Thursday, February 7, 2008

"Patchwork Girl" and Knowledge

The various components of “Patchwork Girl” bring to mind attempts to graphically represent the structure of human knowledge via mental mapping and in a way to reduce the human mind into a computing machine. “Patchwork Girl” mocks these deterministic, “scientific” attempts by its hectic language and by its self-affirmed insecurity about how one part relates to a visually connected other and about a part’s relation to the whole (the author addresses this at one node). In short, “PG” evokes a hermeneutic problematic that mental maps, file structures, etc. attempt to eliminate. In “PG’s” clear-cut links there is a painful recognition of their arbitrariness in regard to the whole and of their necessity in regard to other nodes. The reader is left to imagine the relationship of parts to whole, a relationship that is not stable or consistent across time or readers. Moreover, there are no clear temporal or causal relationships between nodes. They simply exist in a "no-place of the mind."  

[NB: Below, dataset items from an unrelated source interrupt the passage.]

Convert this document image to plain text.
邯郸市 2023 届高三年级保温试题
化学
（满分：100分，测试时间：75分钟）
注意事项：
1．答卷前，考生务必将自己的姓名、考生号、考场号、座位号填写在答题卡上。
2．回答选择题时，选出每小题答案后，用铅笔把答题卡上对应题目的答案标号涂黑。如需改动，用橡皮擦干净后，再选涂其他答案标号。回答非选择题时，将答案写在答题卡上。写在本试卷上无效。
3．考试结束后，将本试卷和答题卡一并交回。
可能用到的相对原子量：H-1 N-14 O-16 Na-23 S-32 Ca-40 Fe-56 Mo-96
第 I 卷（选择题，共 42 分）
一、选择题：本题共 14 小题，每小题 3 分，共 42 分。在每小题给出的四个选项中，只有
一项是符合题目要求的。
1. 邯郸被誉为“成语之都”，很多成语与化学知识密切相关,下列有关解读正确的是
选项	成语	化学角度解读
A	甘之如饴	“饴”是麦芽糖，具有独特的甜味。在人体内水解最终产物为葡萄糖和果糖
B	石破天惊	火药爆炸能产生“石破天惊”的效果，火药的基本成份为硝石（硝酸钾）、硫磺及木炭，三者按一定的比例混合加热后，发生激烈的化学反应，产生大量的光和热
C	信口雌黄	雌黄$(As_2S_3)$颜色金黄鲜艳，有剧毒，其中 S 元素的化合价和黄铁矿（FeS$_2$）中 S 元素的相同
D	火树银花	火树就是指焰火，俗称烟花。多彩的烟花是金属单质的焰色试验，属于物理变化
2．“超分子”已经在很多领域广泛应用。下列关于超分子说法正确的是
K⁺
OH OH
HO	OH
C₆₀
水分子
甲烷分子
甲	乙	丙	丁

“PG” is consciously reductive and orientalizing—it offers a mere glimpse into possible associations between nodes or “patches." “PG” actively questions and destabilizes what one blogger posits: “It is interesting if not a little disquieting to think that the one-day perfect form of not only hypertext but also all code will be an exact replica of human cognition.” (Our Hideous Progeny…)  

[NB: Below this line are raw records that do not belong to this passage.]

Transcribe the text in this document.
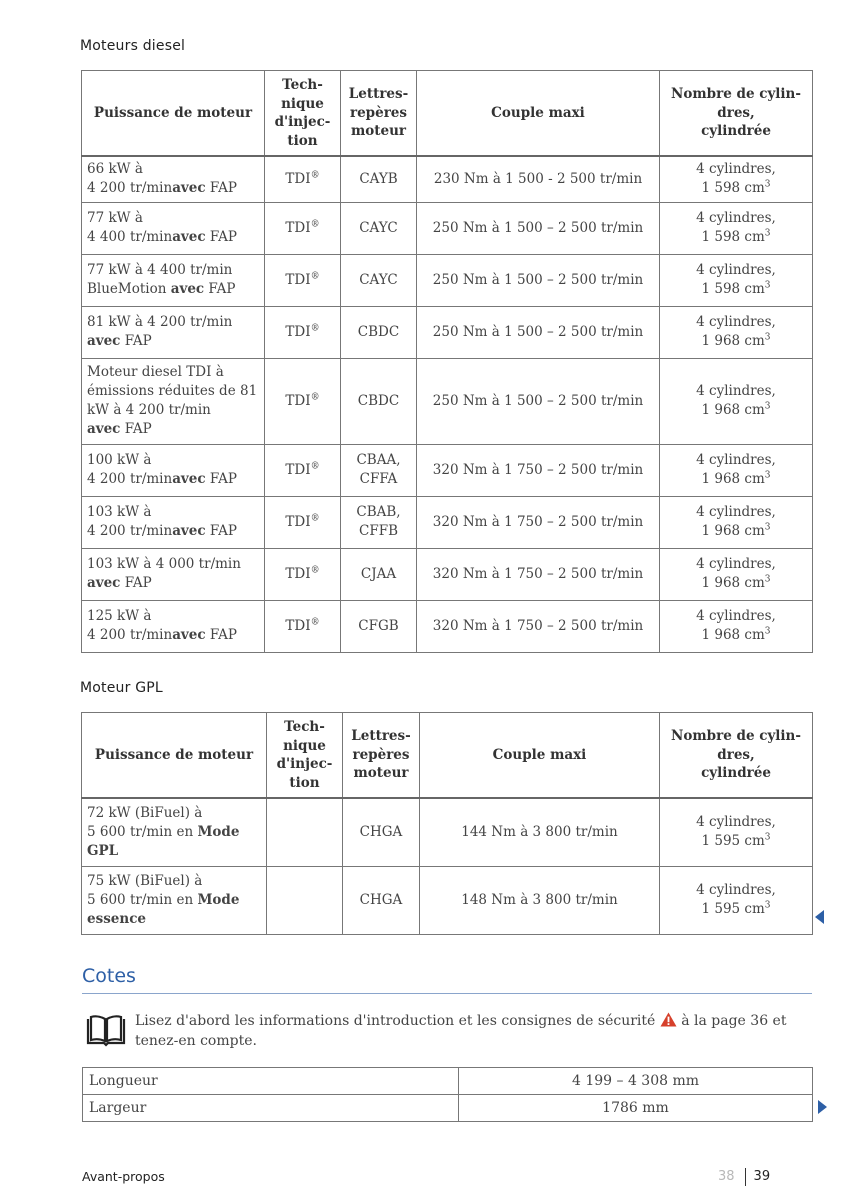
Moteurs diesel
Puissance de moteur	Tech-
nique
d'injec-
tion	Lettres-
repères
moteur	Couple maxi	Nombre de cylin-
dres,
cylindrée
66 kW à
4 200 tr/minavec FAP	TDI®	CAYB	230 Nm à 1 500 - 2 500 tr/min	4 cylindres,
1 598 $cm^3$
77 kW à
4 400 tr/minavec FAP	TDI®	CAYC	250 Nm à 1 500 – 2 500 tr/min	4 cylindres,
1 598 $cm^3$
77 kW à 4 400 tr/min
BlueMotion avec FAP	TDI®	CAYC	250 Nm à 1 500 – 2 500 tr/min	4 cylindres,
1 598 $cm^3$
81 kW à 4 200 tr/min
avec FAP	TDI®	CBDC	250 Nm à 1 500 – 2 500 tr/min	4 cylindres,
1 968 $cm^3$
Moteur diesel TDI à émissions réduites de 81 kW à 4 200 tr/min
avec FAP	TDI®	CBDC	250 Nm à 1 500 – 2 500 tr/min	4 cylindres,
1 968 $cm^3$
100 kW à
4 200 tr/minavec FAP	TDI®	CBAA,
CFFA	320 Nm à 1 750 – 2 500 tr/min	4 cylindres,
1 968 $cm^3$
103 kW à
4 200 tr/minavec FAP	TDI®	CBAB,
CFFB	320 Nm à 1 750 – 2 500 tr/min	4 cylindres,
1 968 $cm^3$
103 kW à 4 000 tr/min
avec FAP	TDI®	CJAA	320 Nm à 1 750 – 2 500 tr/min	4 cylindres,
1 968 $cm^3$
125 kW à
4 200 tr/minavec FAP	TDI®	CFGB	320 Nm à 1 750 – 2 500 tr/min	4 cylindres,
1 968 $cm^3$
Moteur GPL
Puissance de moteur	Tech-
nique
d'injec-
tion	Lettres-
repères
moteur	Couple maxi	Nombre de cylin-
dres,
cylindrée
72 kW (BiFuel) à
5 600 tr/min en Mode GPL		CHGA	144 Nm à 3 800 tr/min	4 cylindres,
1 595 $cm^3$
75 kW (BiFuel) à
5 600 tr/min en Mode essence		CHGA	148 Nm à 3 800 tr/min	4 cylindres,
1 595 $cm^3$
Cotes
Lisez d'abord les informations d'introduction et les consignes de sécurité  à la page 36 et tenez-en compte.
Longueur	4 199 – 4 308 mm
Largeur	1786 mm
Avant-propos	38 39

What is accomplished by consulting this patchwork record, in Bush’s terms? It seems that whatever knowledge is attained from reading it is not concrete or earth-bound but is highly abstract and unique to each reader. This record does not signal efficiency, order, or rationally constructed knowledge in the way that Bush and Nelson imagine it; rather, it is a repository that cannot be understood in the scientific sense. It is an assemblage of patches that cannot form an impermeable body. Like the agenda of a logical file system, "PG" maps, breaks down the body, but it has no epistemological telos that Bush and Nelson seem to envision and so offers some insight into the possibility and value of their position.